In rule 10, it now states that where Model C is proposed for any Issue for Disclosure, the requests should be "limited in number, focused in scope and concise so that the responding party may be clear as to the particular document(s) or narrow classes of document" for which it is being asked to search.
This reflects the fact that Model C has been misused, having been designed for use where a party can readily identify a defined class of documents that it wishes to see. Obvious examples are documents such as invoices, minutes of meetings and customer records. There is now an express statement that "[b]road and wide-ranging formulations" such as "any or all documents relating to..." should not be used. Model C requests should not be used in a "tactical or oppressive way."
Other amendments
There are numerous small drafting changes made throughout the Practice Direction. Many of these are aimed at clarifying issues which have arisen, such as the court's power to make orders on any aspect of the disclosure process and the parties' right to apply for such orders as well as guidance. Others aim to close gaps in the rules as to what should happen in particular circumstances, such as where a claimant fails to serve a List of Issues for Disclosure within 42 days of the close of pleadings, an amendment now allowing a defendant to produce one in these circumstances and serve it on the other parties.
Clarificatory changes emphasise that the Disclosure Review Document (DRD) can (and should) be modified to reflect the circumstances of the case, and changes have been made to simplify and clarify the process for making Model C requests in the DRD. The DRD is a vessel by which the parties identify and agree the scope of disclosure, and record it for the Court. It should be used flexibly, and should not delay, complicate or increase the costs of the process.
The requirement to provide a description of any searches carried out by the time of Initial Disclosure has been removed. The original idea behind this was to prevent searches being ordered for Extended Disclosure which were duplicative of work already done, but parties struggled to identify the appropriate level of detail for this description and what was provided was often so vague as to be of no use.
A statement is included that it is important that the parties consider what types of documents and sources of documents there are or may be, in order that a realistic approach to disclosure can be adopted. This reflects judicial commentary in cases such as McParland & Partners Limited v Whiteheadand Anan Kasei v Neo Chemicals and Oxides where the parties had focused entirely on the pleadings and not on the document landscape.
It is clarified that the list of Issues for Disclosure is not a list of every issue in the case and does not bind a party at trial. This change reflects the "over-lawyering" of these lists, which are often unworkably long as parties seek to ensure no possible issue is excluded. An amendment makes clear that where there are difficulties agreeing the List of Issues for Disclosure the parties should seek guidance from the court via a Disclosure Guidance Hearing at an early stage.

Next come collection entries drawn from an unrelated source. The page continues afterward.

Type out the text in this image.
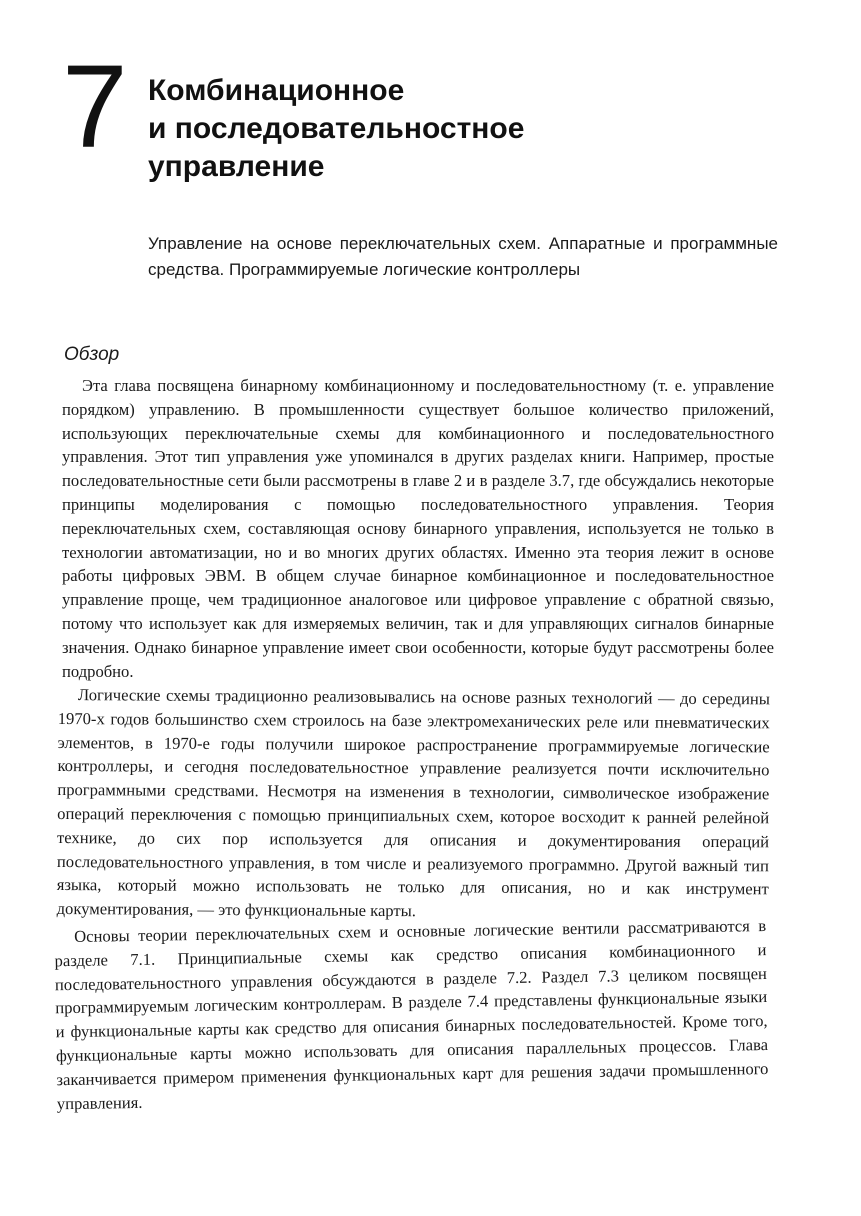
7 Комбинационное
и последовательностное
управление

Управление на основе переключательных схем. Аппаратные и программные средства. Программируемые логические контроллеры

Обзор

Эта глава посвящена бинарному комбинационному и последовательностному (т. е. управление порядком) управлению. В промышленности существует большое количество приложений, использующих переключательные схемы для комбинационного и последовательностного управления. Этот тип управления уже упоминался в других разделах книги. Например, простые последовательностные сети были рассмотрены в главе 2 и в разделе 3.7, где обсуждались некоторые принципы моделирования с помощью последовательностного управления. Теория переключательных схем, составляющая основу бинарного управления, используется не только в технологии автоматизации, но и во многих других областях. Именно эта теория лежит в основе работы цифровых ЭВМ. В общем случае бинарное комбинационное и последовательностное управление проще, чем традиционное аналоговое или цифровое управление с обратной связью, потому что использует как для измеряемых величин, так и для управляющих сигналов бинарные значения. Однако бинарное управление имеет свои особенности, которые будут рассмотрены более подробно.

Логические схемы традиционно реализовывались на основе разных технологий — до середины 1970-х годов большинство схем строилось на базе электромеханических реле или пневматических элементов, в 1970-е годы получили широкое распространение программируемые логические контроллеры, и сегодня последовательностное управление реализуется почти исключительно программными средствами. Несмотря на изменения в технологии, символическое изображение операций переключения с помощью принципиальных схем, которое восходит к ранней релейной технике, до сих пор используется для описания и документирования операций последовательностного управления, в том числе и реализуемого программно. Другой важный тип языка, который можно использовать не только для описания, но и как инструмент документирования, — это функциональные карты.

Основы теории переключательных схем и основные логические вентили рассматриваются в разделе 7.1. Принципиальные схемы как средство описания комбинационного и последовательностного управления обсуждаются в разделе 7.2. Раздел 7.3 целиком посвящен программируемым логическим контроллерам. В разделе 7.4 представлены функциональные языки и функциональные карты как средство для описания бинарных последовательностей. Кроме того, функциональные карты можно использовать для описания параллельных процессов. Глава заканчивается примером применения функциональных карт для решения задачи промышленного управления.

Future of the Pilot Scheme
Despite some criticism of the Pilot Scheme, the working group also received a lot of constructive feedback and suggestions about how it could be improved; it appears that the working group has embraced that feedback. Separately the CPRC has extended the Pilot by a year to January 2022, so there remains a decent period of time for users to continue to provide further feedback. It seems unlikely that in 2022 the Business and Property Courts will revert to the old Part 31. The old rule had effectively been found to be unfit for purpose in the modern age of electronic data, so refining the Pilot Scheme is more likely to be seen as the way forward than resuming the use of Part 31.
The Pilot Scheme has already been extended for a year. It is notable that reported cases are dealing with later and later stages of the process as parties work their way through it. Further amendments are a real possibility before any rule change becomes permanent and the working group remain open to feedback.